Bipartisan “Stand for Free Speech” to Take Place at Sheridan Circle on July 19 at 8:30 a.m.
WASHINGTON—Members of the U.S. Congress will join victims of Turkey’s May 16 attack on peaceful protesters in Washington, D.C. at a July 19th “Stand for Free Speech” at Sheridan Circle, site of the unprecedented foreign assault against U.S. protesters which hospitalized nine people, reported the Armenian National Committee of America (ANCA).
The early morning event will start at 8:30 a.m. and continue until approximately 10 a.m. Among the U.S. legislators who have agreed to take part and offer remarks are Rep. Dana Rohrabacher (R-Calif.), Chairman of the House Foreign Affairs Subcommittee on Europe, Rep. Jim McGovern (D-Mass.), who Co-Chairs the Tom Lantos Human Rights Commission and Rep. Dave Trott (R-Mich.), Co-Chair of the Congressional Armenian Caucus. Additional U.S. Legislators are expected to lend their voices to the event, which is supported by a broad range of non-governmental organizations devoted to human and civil rights.
Additional information is provided on the Facebook event page: https://www.facebook.com/events/278787265862552
This bipartisan defense of First Amendment freedom of speech and assembly was first raised by several members of the House Foreign Affairs Committee, during the panel’s May 25 mark-up of legislation condemning this attack and, later that same day, at a Europe Subcommittee hearing, led by Rep. Rohrabacher. Video from the House Foreign Affairs Committee hearing is available at:
The July 19 gathering comes a month after Washington, D.C. law enforcement issued 18 arrest warrants – including a dozen against Turkish President Recep Erdogan’s bodyguards and two Canadians of Turkish origin. Two Americans of Turkish heritage have already been arrested for assault and various related crimes. Hours after the arrest warrants were issued, the Turkish Foreign Ministry summoned U.S. Ambassador to Turkey John Bass and, according to a press statement, “emphasized that the decision, which clearly was not taken as a result of an impartial and independent investigation, is unacceptable.” President Erdogan later reacted angrily to news of these arrests, asking “What kind of a law is this? … If they [bodyguards] are not going to protect me, why would I bring them with me to America?” Erdogan vowed to fight the charges leveled against his bodyguards.

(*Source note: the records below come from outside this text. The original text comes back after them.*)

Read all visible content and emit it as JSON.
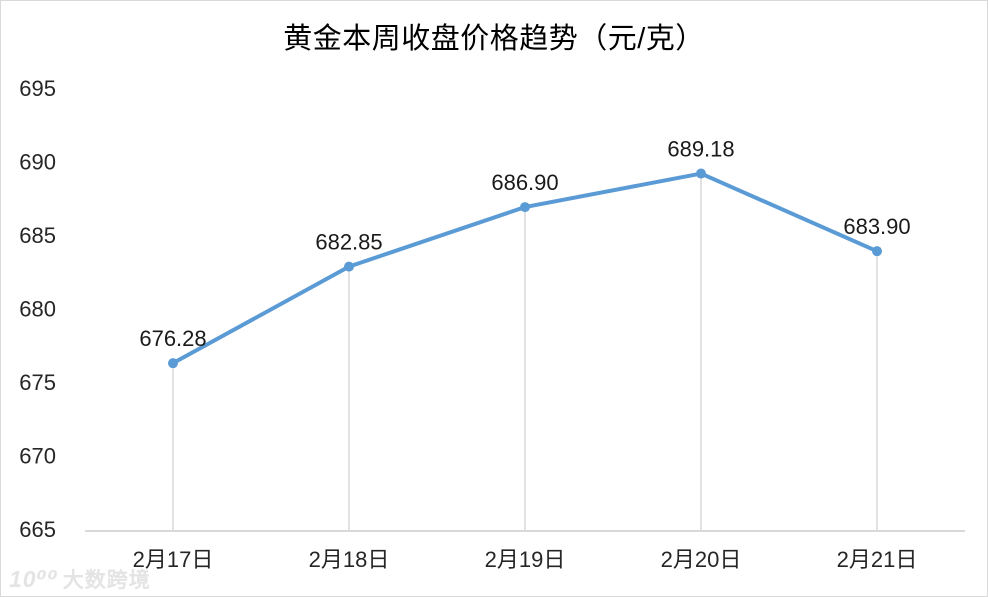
{
  "title": "黄金本周收盘价格趋势（元/克）",
  "watermark": {
    "logo": "10⁰⁰",
    "text": "大数跨境"
  },
  "colors": {
    "line": "#5b9bd5",
    "marker": "#5b9bd5",
    "axis": "#d9d9d9",
    "drop_line": "#d9d9d9",
    "text": "#262626",
    "title_text": "#000000",
    "watermark_text": "#e4e4e4"
  },
  "chart_data": {
    "type": "line",
    "title": "黄金本周收盘价格趋势（元/克）",
    "categories": [
      "2月17日",
      "2月18日",
      "2月19日",
      "2月20日",
      "2月21日"
    ],
    "values": [
      676.28,
      682.85,
      686.9,
      689.18,
      683.9
    ],
    "data_labels": [
      "676.28",
      "682.85",
      "686.90",
      "689.18",
      "683.90"
    ],
    "y_ticks": [
      665,
      670,
      675,
      680,
      685,
      690,
      695
    ],
    "ylim": [
      665,
      695
    ],
    "xlabel": "",
    "ylabel": "",
    "grid": false,
    "drop_lines": true,
    "legend_position": "none",
    "marker": "circle"
  }
}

The ANCA’s Hamparian was videotaping live at the scene of the May 16 attack, which took place in front of the Turkish Ambassador’s residence where President Erdogan was scheduled to have a closed-door meeting with think tank leaders. Hamparian’s video showed pro-Erdogan forces crossing a police line and beating peaceful protesters – elderly men and several women – who were on the ground bleeding during most of the attack.

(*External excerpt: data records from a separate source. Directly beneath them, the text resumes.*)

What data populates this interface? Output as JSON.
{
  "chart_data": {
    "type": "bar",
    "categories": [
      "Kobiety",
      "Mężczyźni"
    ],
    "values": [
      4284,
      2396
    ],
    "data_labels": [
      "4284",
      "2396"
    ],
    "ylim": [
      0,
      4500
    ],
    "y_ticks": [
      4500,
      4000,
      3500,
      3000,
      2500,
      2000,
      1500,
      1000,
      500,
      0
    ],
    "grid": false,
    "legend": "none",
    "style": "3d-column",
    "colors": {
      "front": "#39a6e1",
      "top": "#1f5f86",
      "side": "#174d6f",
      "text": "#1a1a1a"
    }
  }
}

Hamparian testified before a May 25 Foreign Affairs Subcommittee hearing on this matter. Joining him at the hearing were Ms. Lusik Usoyan, Founder and President of the Ezidi Relief Fund; Mr. Murat Yusa, a local businessman and protest organizer; and Ms. Ruth Wedgwood, Edward B. Burling Professor of International Law and Diplomacy, at Johns Hopkins University School of Advanced International Studies. Usoyan and Yusa were victims of the brutal assault on May 16th by President Erdogan’s bodyguards.
On June 6, with a vote of 397 to 0, the U.S. House of Representatives unanimously condemned Turkey in response to the attacks, taking a powerful stand against Ankara’s attempts to export its violence and intolerance to America’s shores. H.Res.354, spearheaded by House Foreign Affairs Committee Chairman Ed Royce (R-Calif.), Ranking Democrat Eliot Engel (D-N.Y.), House Majority Leader Kevin McCarthy (R-Calif.) and Democratic Whip Steny Hoyer (D-Md.), has received the public backing of House Speaker Paul Ryan (R-Wis.). The U.S. House is set to vote tomorrow on the National Defense Authorization Bill, a far-ranging measure that includes a provision, championed by Armenian Caucus Co-Chairman David Trott (R-Mich.), raising objections to a proposed U.S. sale of handguns for use by the very Erdogan security detail involved in the May 16th attack.

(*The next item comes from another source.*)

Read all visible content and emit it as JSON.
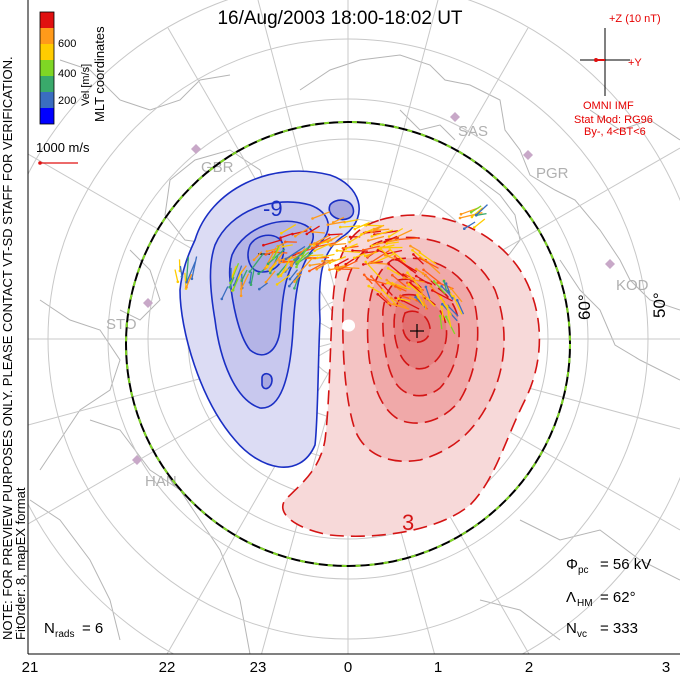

The vote followed broad-based Congressional outrage expressed by over 100 Senate and House members through public statements, social media, and a series of Congressional letters.
The May 16 protest in front of the Turkish Ambassador’s residence was a continuation of a demonstration held earlier in the day in front of the White House, co-hosted by the ANCA. As President Trump met with President Erdogan. human rights and religious rights groups were joined by representatives of the Kurdish, Yezidi and Armenian communities to call attention to the Erdogan regime’s escalating repression against free press, the Kurdish and other ethnic communities, as well as Turkey’s ongoing obstruction of justice for the Armenian Genocide.